Computed tomography angiography-based evaluation of great saphenous vein conduit for lower extremity bypass

Dorian J deFreitas, Timothy P Love, Karthikeshwar Kasirajan, Noel C Haskins, Ronald T Mixon, Luke P Brewster, Yazan Duwayri, Matthew A Corriere
Journal of Vascular Surgery 2013, 57 (1): 50-5; discussion 55
22963811

OBJECTIVE: Lower extremity computed tomography angiography (CTA) is frequently used for anatomic assessment of lower extremity peripheral arterial disease. When lower extremity bypass is planned, duplex ultrasound (DUS) is routinely obtained to evaluate the great saphenous vein (GSV) for use as conduit. Although GSV can be visualized on CTA images, diameter assessment is not routinely included in formal study interpretation. We hypothesized that CTA images could be used to measure GSV diameters and that CTA-based diameters would correlate with measurements obtained using DUS.
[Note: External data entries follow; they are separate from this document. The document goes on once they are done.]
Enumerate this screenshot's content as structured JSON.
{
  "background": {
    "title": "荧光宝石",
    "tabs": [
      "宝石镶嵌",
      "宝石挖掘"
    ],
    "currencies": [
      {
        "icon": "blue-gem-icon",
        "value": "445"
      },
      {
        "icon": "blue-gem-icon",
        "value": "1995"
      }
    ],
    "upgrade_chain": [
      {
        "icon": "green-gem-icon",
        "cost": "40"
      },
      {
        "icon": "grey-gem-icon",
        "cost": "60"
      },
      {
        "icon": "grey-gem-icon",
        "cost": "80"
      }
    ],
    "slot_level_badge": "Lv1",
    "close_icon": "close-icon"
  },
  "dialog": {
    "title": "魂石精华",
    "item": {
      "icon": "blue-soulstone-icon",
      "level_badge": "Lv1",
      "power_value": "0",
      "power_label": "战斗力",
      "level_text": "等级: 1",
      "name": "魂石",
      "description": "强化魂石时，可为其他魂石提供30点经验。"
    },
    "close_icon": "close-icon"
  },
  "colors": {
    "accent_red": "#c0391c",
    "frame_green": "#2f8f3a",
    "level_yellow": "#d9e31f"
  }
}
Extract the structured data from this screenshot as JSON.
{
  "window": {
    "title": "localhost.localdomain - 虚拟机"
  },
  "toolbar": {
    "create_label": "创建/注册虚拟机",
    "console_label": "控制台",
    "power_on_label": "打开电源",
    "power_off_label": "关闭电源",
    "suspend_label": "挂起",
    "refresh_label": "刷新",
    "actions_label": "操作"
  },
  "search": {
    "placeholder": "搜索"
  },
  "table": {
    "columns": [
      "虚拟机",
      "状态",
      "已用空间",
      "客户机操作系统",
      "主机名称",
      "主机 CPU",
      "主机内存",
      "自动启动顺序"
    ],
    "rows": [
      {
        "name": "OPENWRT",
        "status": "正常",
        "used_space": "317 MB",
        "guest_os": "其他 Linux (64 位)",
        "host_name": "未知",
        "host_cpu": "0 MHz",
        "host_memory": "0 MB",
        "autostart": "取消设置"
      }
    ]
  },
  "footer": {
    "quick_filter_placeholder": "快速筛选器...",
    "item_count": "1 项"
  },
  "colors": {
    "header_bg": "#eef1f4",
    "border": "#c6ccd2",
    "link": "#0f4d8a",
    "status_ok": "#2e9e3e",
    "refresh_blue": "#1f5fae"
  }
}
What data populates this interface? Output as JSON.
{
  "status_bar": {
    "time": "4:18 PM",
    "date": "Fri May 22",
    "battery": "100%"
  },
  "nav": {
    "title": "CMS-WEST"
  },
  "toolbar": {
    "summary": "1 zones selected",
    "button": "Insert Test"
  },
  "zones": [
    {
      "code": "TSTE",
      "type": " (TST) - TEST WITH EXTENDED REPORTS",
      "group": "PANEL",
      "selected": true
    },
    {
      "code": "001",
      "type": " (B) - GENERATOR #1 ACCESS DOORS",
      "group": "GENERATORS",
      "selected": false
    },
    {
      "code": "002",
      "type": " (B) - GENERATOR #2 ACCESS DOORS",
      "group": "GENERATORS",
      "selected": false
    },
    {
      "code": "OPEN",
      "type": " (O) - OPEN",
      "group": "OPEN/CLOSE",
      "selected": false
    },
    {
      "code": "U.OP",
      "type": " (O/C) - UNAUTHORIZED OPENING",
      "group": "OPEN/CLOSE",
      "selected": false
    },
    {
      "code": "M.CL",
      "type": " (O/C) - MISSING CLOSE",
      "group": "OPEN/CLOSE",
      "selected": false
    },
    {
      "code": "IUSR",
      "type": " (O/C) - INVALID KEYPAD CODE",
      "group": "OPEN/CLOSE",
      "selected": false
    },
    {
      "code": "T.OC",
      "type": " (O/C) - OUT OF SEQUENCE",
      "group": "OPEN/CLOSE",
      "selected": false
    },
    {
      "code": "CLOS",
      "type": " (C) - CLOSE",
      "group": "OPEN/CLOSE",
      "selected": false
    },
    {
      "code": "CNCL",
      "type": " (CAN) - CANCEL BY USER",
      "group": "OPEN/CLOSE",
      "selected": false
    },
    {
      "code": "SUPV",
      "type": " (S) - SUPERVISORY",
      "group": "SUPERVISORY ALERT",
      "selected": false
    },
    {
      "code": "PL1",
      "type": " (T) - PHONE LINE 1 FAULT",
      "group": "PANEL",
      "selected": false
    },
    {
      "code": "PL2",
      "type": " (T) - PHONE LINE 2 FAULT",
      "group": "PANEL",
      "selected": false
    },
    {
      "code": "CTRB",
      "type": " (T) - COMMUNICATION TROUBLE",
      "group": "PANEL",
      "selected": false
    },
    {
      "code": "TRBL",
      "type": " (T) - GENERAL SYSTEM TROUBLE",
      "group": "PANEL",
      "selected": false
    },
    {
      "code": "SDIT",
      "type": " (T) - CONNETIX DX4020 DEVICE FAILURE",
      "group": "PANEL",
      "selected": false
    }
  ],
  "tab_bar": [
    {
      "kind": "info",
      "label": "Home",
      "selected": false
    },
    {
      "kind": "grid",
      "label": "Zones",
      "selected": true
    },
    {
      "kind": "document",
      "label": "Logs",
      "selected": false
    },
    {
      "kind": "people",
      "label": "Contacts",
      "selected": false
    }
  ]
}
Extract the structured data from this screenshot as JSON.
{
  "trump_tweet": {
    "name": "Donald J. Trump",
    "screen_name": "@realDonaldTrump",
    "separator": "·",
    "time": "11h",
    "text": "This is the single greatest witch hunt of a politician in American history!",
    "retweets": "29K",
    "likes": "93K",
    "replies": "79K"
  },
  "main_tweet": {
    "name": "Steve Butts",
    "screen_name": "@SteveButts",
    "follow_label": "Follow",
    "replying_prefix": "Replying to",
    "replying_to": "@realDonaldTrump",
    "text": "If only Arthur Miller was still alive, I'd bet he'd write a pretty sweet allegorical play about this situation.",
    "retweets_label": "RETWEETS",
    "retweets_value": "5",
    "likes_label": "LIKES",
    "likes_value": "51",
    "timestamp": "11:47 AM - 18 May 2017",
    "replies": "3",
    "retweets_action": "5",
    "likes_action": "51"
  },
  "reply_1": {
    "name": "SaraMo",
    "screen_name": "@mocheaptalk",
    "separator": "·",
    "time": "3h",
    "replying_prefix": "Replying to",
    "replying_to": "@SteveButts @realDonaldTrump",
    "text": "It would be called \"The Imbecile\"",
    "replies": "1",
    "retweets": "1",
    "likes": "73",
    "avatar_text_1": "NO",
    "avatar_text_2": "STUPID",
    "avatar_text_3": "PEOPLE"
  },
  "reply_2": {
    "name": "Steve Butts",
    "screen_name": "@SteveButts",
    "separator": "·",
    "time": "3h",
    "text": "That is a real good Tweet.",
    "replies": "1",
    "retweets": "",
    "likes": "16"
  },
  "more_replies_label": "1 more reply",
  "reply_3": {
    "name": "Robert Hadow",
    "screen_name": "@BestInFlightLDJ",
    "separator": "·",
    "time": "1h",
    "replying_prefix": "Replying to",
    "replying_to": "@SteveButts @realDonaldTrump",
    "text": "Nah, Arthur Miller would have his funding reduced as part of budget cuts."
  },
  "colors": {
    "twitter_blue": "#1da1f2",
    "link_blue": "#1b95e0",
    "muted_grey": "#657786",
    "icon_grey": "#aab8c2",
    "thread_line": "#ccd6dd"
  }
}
METHODS: Consecutive patients undergoing lower extremity arterial bypass who were evaluated preoperatively with both CTA and DUS vein mapping were identified at a single hospital. Minimum above- and below-knee GSV diameters were measured from electronically archived CTA images by two independent observers. CTAs were performed using standard arterial phase protocol without additional venous phase imaging. Between-observer reproducibility of CTA-based diameter measurements was evaluated using intraclass correlation coefficients. Correlation between CTA and DUS-based GSV diameters was evaluated with Spearman correlation coefficients. CTA diameter cut-points for identification of adequate GSV bypass conduit, defined as DUS-based minimum GSV diameter≥3 mm, were determined using receiver-operating characteristic curves.

RESULTS: Sixty-three lower extremities were evaluated in 36 patients. In the absence of previous surgical removal, GSV was visible on all CTAs reviewed. No instances of GSV thrombosis were identified on DUS. Minimum DUS-based above-knee GSV diameter was 2.9±0.1 mm (range, 1.4-4.6 mm), and mean below-knee diameter was 2.6±0.1 mm (range, 1.3-4.0 mm). When GSV was visible and exceeded the minimum diameter threshold for CTA measurement, correlation between CTA- and DUS-based diameters was both positive and highly significant (ρ=0.595; P<.0001). CTA-based diameters also had excellent reliability between observers (r [95% CI]: 0.88 [0.85-0.91]). For identification of adequate bypass conduit using CTA, above-knee GSV diameter≥3.9 mm was 67% sensitive and 73% specific; below-knee GSV diameter≥3.0 mm was 75% sensitive and 84% specific.

CONCLUSIONS: CTA-based GSV diameter measurements have good reproducibility and highly significant correlation with DUS-based diameters. CTA-based GSV diameter is a specific but relatively insensitive indicator of adequate bypass conduit. When CTA-based diameters indicate inadequate GSV bypass conduit, confirmatory DUS vein mapping is warranted. Confirmatory DUS vein mapping may be unnecessary when adequate vein diameter is identified on CTA.